Auch hinsichtlich der Aufforderung des Beschwerdeführers, G M möge ihm eine Pfandbestellungsurkunde zur Sicherstellung seiner Kostenforderung unterschreiben, wobei sich das Pfand auf eine Liegenschaftshälfte bezog, von der der Beschwerdeführer wußte, daß sich G M im Aufteilungsverfahren zur lastenfreien Übergabe dieser Liegenschaftshälfte an ihren geschiedenen Gatten verpflichtet hatte, ist die Annahme eines Verstoßes gegen Berufspflichten gemäß §9 Abs1 RAO iVm. §1 DSt 1990 keinesfalls ausgeschlossen. Daß konkret kein Schaden entstanden ist, steht der Qualifikation des Verhaltens des Beschwerdeführers als disziplinär aus verfassungsrechtlicher Sicht nicht entgegen.
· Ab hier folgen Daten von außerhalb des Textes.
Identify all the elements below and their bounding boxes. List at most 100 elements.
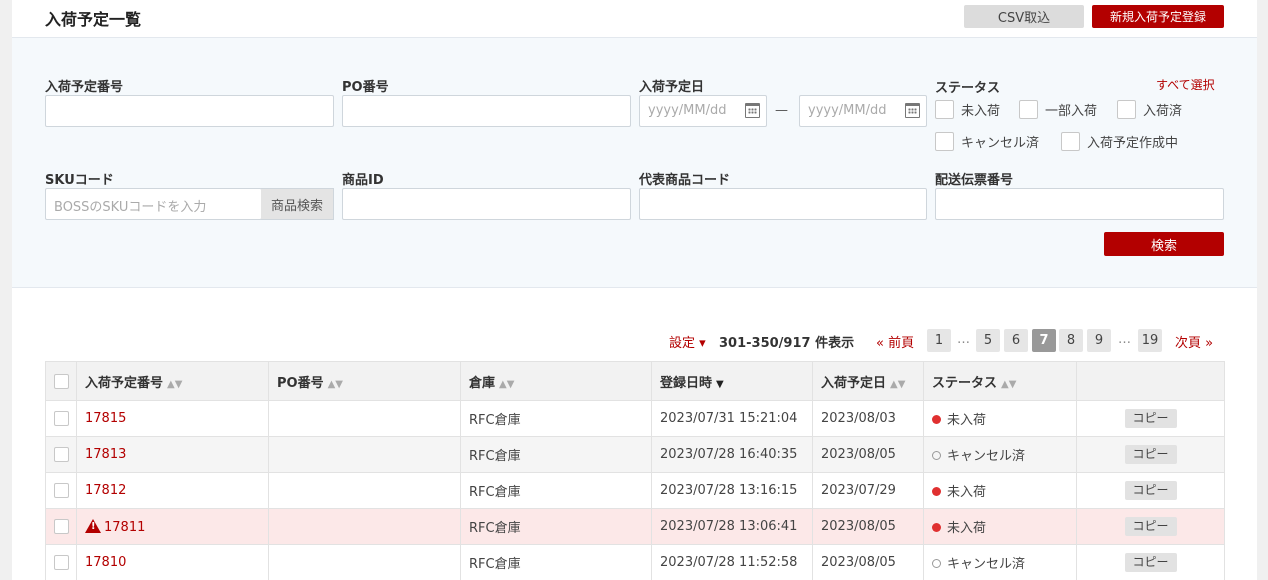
product-id-input[interactable] xyxy=(342,188,631,220)
row-checkbox[interactable] xyxy=(53,447,69,462)
copy-button[interactable]: コピー xyxy=(1124,481,1177,500)
prev-page-link[interactable]: « 前頁 xyxy=(876,332,914,351)
sku-placeholder: BOSSのSKUコードを入力 xyxy=(54,200,207,215)
col-warehouse[interactable]: 倉庫 ▲▼ xyxy=(460,361,652,401)
po-label: PO番号 xyxy=(342,80,389,95)
row-checkbox[interactable] xyxy=(53,483,69,498)
page-1[interactable]: 1 xyxy=(927,329,951,352)
warehouse-cell: RFC倉庫 xyxy=(460,508,652,545)
csv-import-button[interactable]: CSV取込 xyxy=(964,5,1084,28)
copy-button[interactable]: コピー xyxy=(1124,553,1177,572)
warehouse-cell: RFC倉庫 xyxy=(460,400,652,437)
page-ellipsis: … xyxy=(957,332,970,347)
status-option-label: キャンセル済 xyxy=(961,136,1040,151)
arrival-id-link[interactable]: 17811 xyxy=(104,520,145,535)
rep-code-label: 代表商品コード xyxy=(639,173,731,188)
page-6[interactable]: 6 xyxy=(1004,329,1028,352)
page-9[interactable]: 9 xyxy=(1087,329,1111,352)
col-registered[interactable]: 登録日時 ▼ xyxy=(651,361,813,401)
date-separator: — xyxy=(775,103,788,118)
copy-button[interactable]: コピー xyxy=(1124,409,1177,428)
status-ring-icon xyxy=(932,559,941,568)
date-to-placeholder: yyyy/MM/dd xyxy=(808,103,887,118)
page-ellipsis: … xyxy=(1118,332,1131,347)
status-option-label: 一部入荷 xyxy=(1045,104,1098,119)
status-checkbox-cancelled[interactable]: キャンセル済 xyxy=(935,132,1039,151)
sort-icon: ▲▼ xyxy=(1001,378,1017,390)
col-arrival-no[interactable]: 入荷予定番号 ▲▼ xyxy=(76,361,269,401)
calendar-icon[interactable] xyxy=(745,103,760,118)
rep-code-input[interactable] xyxy=(639,188,927,220)
arrival-id-link[interactable]: 17812 xyxy=(85,483,126,498)
row-checkbox[interactable] xyxy=(53,555,69,570)
select-all-checkbox[interactable] xyxy=(53,373,69,389)
page-title: 入荷予定一覧 xyxy=(45,10,142,29)
arrival-date-cell: 2023/08/05 xyxy=(812,544,924,580)
po-cell xyxy=(268,508,461,545)
status-checkbox-partial[interactable]: 一部入荷 xyxy=(1019,100,1097,119)
status-option-label: 未入荷 xyxy=(961,104,1001,119)
arrival-id-link[interactable]: 17810 xyxy=(85,555,126,570)
status-dot-icon xyxy=(932,523,941,532)
col-status[interactable]: ステータス ▲▼ xyxy=(923,361,1077,401)
status-ring-icon xyxy=(932,451,941,460)
copy-button[interactable]: コピー xyxy=(1124,517,1177,536)
search-button[interactable]: 検索 xyxy=(1104,232,1224,256)
calendar-icon[interactable] xyxy=(905,103,920,118)
product-search-button[interactable]: 商品検索 xyxy=(261,188,334,220)
new-arrival-button[interactable]: 新規入荷予定登録 xyxy=(1092,5,1224,28)
select-all-link[interactable]: すべて選択 xyxy=(1156,76,1215,93)
checkbox[interactable] xyxy=(1061,132,1080,151)
registered-cell: 2023/07/28 16:40:35 xyxy=(651,436,813,473)
arrival-id-link[interactable]: 17813 xyxy=(85,447,126,462)
page-19[interactable]: 19 xyxy=(1138,329,1162,352)
po-cell xyxy=(268,544,461,580)
main-panel: 入荷予定一覧 CSV取込 新規入荷予定登録 入荷予定番号 PO番号 入荷予定日 … xyxy=(12,0,1257,580)
row-checkbox[interactable] xyxy=(53,519,69,534)
po-cell xyxy=(268,400,461,437)
sort-icon: ▲▼ xyxy=(167,378,183,390)
sku-label: SKUコード xyxy=(45,173,114,188)
arrival-no-input[interactable] xyxy=(45,95,334,127)
checkbox[interactable] xyxy=(1019,100,1038,119)
status-checkbox-received[interactable]: 入荷済 xyxy=(1117,100,1182,119)
status-cell: 未入荷 xyxy=(923,400,1077,437)
arrival-id-link[interactable]: 17815 xyxy=(85,411,126,426)
arrival-date-cell: 2023/08/03 xyxy=(812,400,924,437)
sort-icon: ▲▼ xyxy=(890,378,906,390)
checkbox[interactable] xyxy=(1117,100,1136,119)
status-dot-icon xyxy=(932,487,941,496)
table-header-row: 入荷予定番号 ▲▼ PO番号 ▲▼ 倉庫 ▲▼ 登録日時 ▼ 入荷予定日 ▲▼ ステータス… xyxy=(45,361,1225,401)
settings-dropdown[interactable]: 設定 ▾ xyxy=(669,332,706,351)
col-po[interactable]: PO番号 ▲▼ xyxy=(268,361,461,401)
po-input[interactable] xyxy=(342,95,631,127)
status-checkbox-creating[interactable]: 入荷予定作成中 xyxy=(1061,132,1178,151)
tracking-input[interactable] xyxy=(935,188,1224,220)
page-7-current[interactable]: 7 xyxy=(1032,329,1056,352)
date-from-input[interactable]: yyyy/MM/dd xyxy=(639,95,767,127)
tracking-label: 配送伝票番号 xyxy=(935,173,1014,188)
status-label: ステータス xyxy=(935,81,1001,96)
checkbox[interactable] xyxy=(935,132,954,151)
row-checkbox[interactable] xyxy=(53,411,69,426)
warehouse-cell: RFC倉庫 xyxy=(460,544,652,580)
col-actions xyxy=(1076,361,1225,401)
registered-cell: 2023/07/28 11:52:58 xyxy=(651,544,813,580)
arrival-date-cell: 2023/08/05 xyxy=(812,508,924,545)
po-cell xyxy=(268,472,461,509)
checkbox[interactable] xyxy=(935,100,954,119)
next-page-link[interactable]: 次頁 » xyxy=(1175,332,1213,351)
warehouse-cell: RFC倉庫 xyxy=(460,472,652,509)
sku-input[interactable]: BOSSのSKUコードを入力 xyxy=(45,188,262,220)
page-8[interactable]: 8 xyxy=(1059,329,1083,352)
warehouse-cell: RFC倉庫 xyxy=(460,436,652,473)
status-checkbox-unreceived[interactable]: 未入荷 xyxy=(935,100,1000,119)
page-5[interactable]: 5 xyxy=(976,329,1000,352)
table-row: 17812 RFC倉庫 2023/07/28 13:16:15 2023/07/… xyxy=(45,472,1225,509)
copy-button[interactable]: コピー xyxy=(1124,445,1177,464)
arrival-date-cell: 2023/07/29 xyxy=(812,472,924,509)
status-cell: キャンセル済 xyxy=(923,544,1077,580)
col-arrival-date[interactable]: 入荷予定日 ▲▼ xyxy=(812,361,924,401)
date-to-input[interactable]: yyyy/MM/dd xyxy=(799,95,927,127)
select-all-cell[interactable] xyxy=(45,361,77,401)
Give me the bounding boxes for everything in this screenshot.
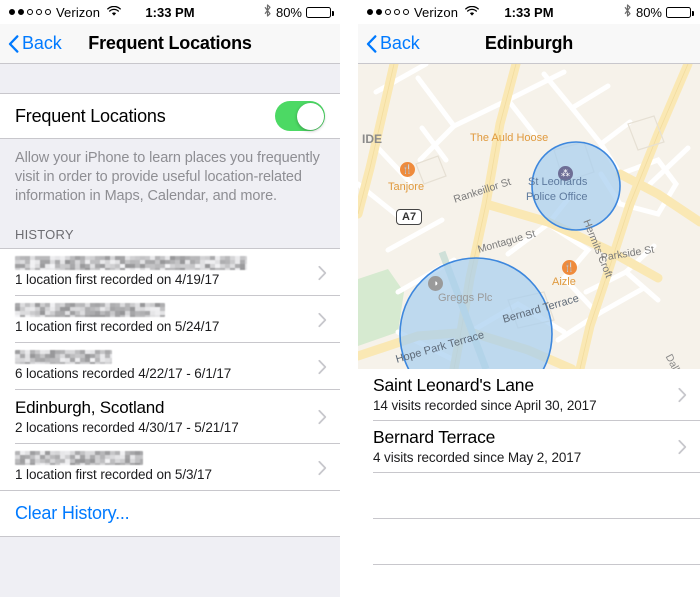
back-button-right[interactable]: Back xyxy=(366,33,420,54)
chevron-right-icon xyxy=(318,312,327,327)
screenshot-stage: Verizon 1:33 PM 80% Back Frequent Locati… xyxy=(0,0,700,600)
chevron-right-icon xyxy=(318,359,327,374)
history-list-item[interactable]: Edinburgh, Scotland 2 locations recorded … xyxy=(0,390,340,444)
frequent-locations-description: Allow your iPhone to learn places you fr… xyxy=(0,139,340,220)
history-item-title-redacted xyxy=(15,256,247,270)
clear-history-button[interactable]: Clear History... xyxy=(0,491,340,537)
frequent-locations-switch[interactable] xyxy=(275,101,325,131)
status-bar-left: Verizon 1:33 PM 80% xyxy=(0,0,340,24)
wifi-icon xyxy=(107,5,121,20)
chevron-right-icon xyxy=(318,409,327,425)
bluetooth-icon xyxy=(263,4,272,20)
status-bar-carrier-group-right: Verizon xyxy=(367,5,479,20)
chevron-right-icon xyxy=(678,439,687,455)
place-item-title: Saint Leonard's Lane xyxy=(373,375,534,395)
carrier-label-right: Verizon xyxy=(414,4,459,20)
status-bar-right-group: 80% xyxy=(263,4,334,20)
clear-history-label: Clear History... xyxy=(15,503,130,523)
bakery-icon[interactable]: ◑ xyxy=(428,276,443,291)
map-road-shield: A7 xyxy=(396,209,423,225)
history-item-subtitle: 2 locations recorded 4/30/17 - 5/21/17 xyxy=(15,420,239,435)
place-item-title: Bernard Terrace xyxy=(373,427,496,447)
empty-rows-container xyxy=(358,473,700,600)
history-item-title: Edinburgh, Scotland xyxy=(15,398,165,417)
history-list-item[interactable]: 1 location first recorded on 4/19/17 xyxy=(0,249,340,296)
history-item-subtitle: 1 location first recorded on 5/24/17 xyxy=(15,319,220,334)
signal-strength-icon-right xyxy=(367,9,409,15)
place-item-subtitle: 14 visits recorded since April 30, 2017 xyxy=(373,398,597,413)
chevron-right-icon xyxy=(318,460,327,475)
panel-divider xyxy=(340,0,358,600)
status-bar-right-group-right: 80% xyxy=(623,4,694,20)
empty-list-row xyxy=(358,473,700,519)
history-item-title-redacted xyxy=(15,303,165,317)
frequent-locations-label: Frequent Locations xyxy=(15,105,166,126)
navigation-bar-right: Back Edinburgh xyxy=(358,24,700,64)
history-item-subtitle: 1 location first recorded on 5/3/17 xyxy=(15,467,212,482)
visit-area-circle-police-office xyxy=(531,141,621,231)
switch-knob xyxy=(296,102,324,130)
chevron-left-icon xyxy=(8,34,19,53)
battery-icon-right xyxy=(666,6,694,18)
restaurant-icon[interactable]: 🍴 xyxy=(562,260,577,275)
top-group-spacer xyxy=(0,64,340,94)
history-item-subtitle: 6 locations recorded 4/22/17 - 6/1/17 xyxy=(15,366,232,381)
frequent-locations-screen: Verizon 1:33 PM 80% Back Frequent Locati… xyxy=(0,0,340,600)
chevron-right-icon xyxy=(318,265,327,280)
back-button-label-right: Back xyxy=(380,33,420,53)
signal-strength-icon xyxy=(9,9,51,15)
frequent-locations-toggle-cell[interactable]: Frequent Locations xyxy=(0,94,340,139)
history-item-title-redacted xyxy=(15,451,143,465)
wifi-icon-right xyxy=(465,5,479,20)
restaurant-icon[interactable]: 🍴 xyxy=(400,162,415,177)
battery-percent-label: 80% xyxy=(275,4,302,20)
places-list: Saint Leonard's Lane 14 visits recorded s… xyxy=(358,369,700,473)
history-item-title-redacted xyxy=(15,350,112,364)
history-section-header: HISTORY xyxy=(0,220,340,249)
battery-icon xyxy=(306,6,334,18)
navigation-bar-left: Back Frequent Locations xyxy=(0,24,340,64)
back-button-label: Back xyxy=(22,33,62,53)
bluetooth-icon-right xyxy=(623,4,632,20)
back-button[interactable]: Back xyxy=(8,33,62,54)
map-view[interactable]: 🍴🍴⁂◑☺▣ A7A700A7 IDEThe Auld HooseTanjore… xyxy=(358,64,700,369)
bottom-group-spacer xyxy=(0,537,340,597)
carrier-label: Verizon xyxy=(56,4,101,20)
battery-percent-label-right: 80% xyxy=(635,4,662,20)
place-list-item[interactable]: Saint Leonard's Lane 14 visits recorded s… xyxy=(358,369,700,421)
status-bar-carrier-group: Verizon xyxy=(9,5,121,20)
empty-list-row xyxy=(358,565,700,600)
place-list-item[interactable]: Bernard Terrace 4 visits recorded since M… xyxy=(358,421,700,473)
chevron-left-icon-right xyxy=(366,34,377,53)
history-list-item[interactable]: 1 location first recorded on 5/3/17 xyxy=(0,444,340,491)
empty-list-row xyxy=(358,519,700,565)
place-item-subtitle: 4 visits recorded since May 2, 2017 xyxy=(373,450,582,465)
status-bar-right: Verizon 1:33 PM 80% xyxy=(358,0,700,24)
chevron-right-icon xyxy=(678,387,687,403)
history-list-item[interactable]: 1 location first recorded on 5/24/17 xyxy=(0,296,340,343)
history-list-item[interactable]: 6 locations recorded 4/22/17 - 6/1/17 xyxy=(0,343,340,390)
edinburgh-detail-screen: Verizon 1:33 PM 80% Back Edinburgh 🍴 🍴 ⁂… xyxy=(358,0,700,600)
police-icon[interactable]: ⁂ xyxy=(558,166,573,181)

Auch von einer Verletzung des Beschwerdeführers in dem ihm durch Art4 Abs2 EMRK gewährleisteten Recht kann keine Rede sein; der Beschwerdeführer hat die Vertretung freiwillig - ohne Vorbehalt der Tilgung offener Honorarforderungen - übernommen und hat folglich auch die ihm aus seiner Tätigkeit erwachsenden Pflichten wahrzunehmen.
Schlagworte
Strafprozeßrecht, Rechtsanwälte Disziplinarrecht, Bescheidbegriff, Verfahrensanordnung, Zwangsarbeit, Erwerbsausübungsfreiheit, AnklageprinzipEuropean Case Law Identifier (ECLI)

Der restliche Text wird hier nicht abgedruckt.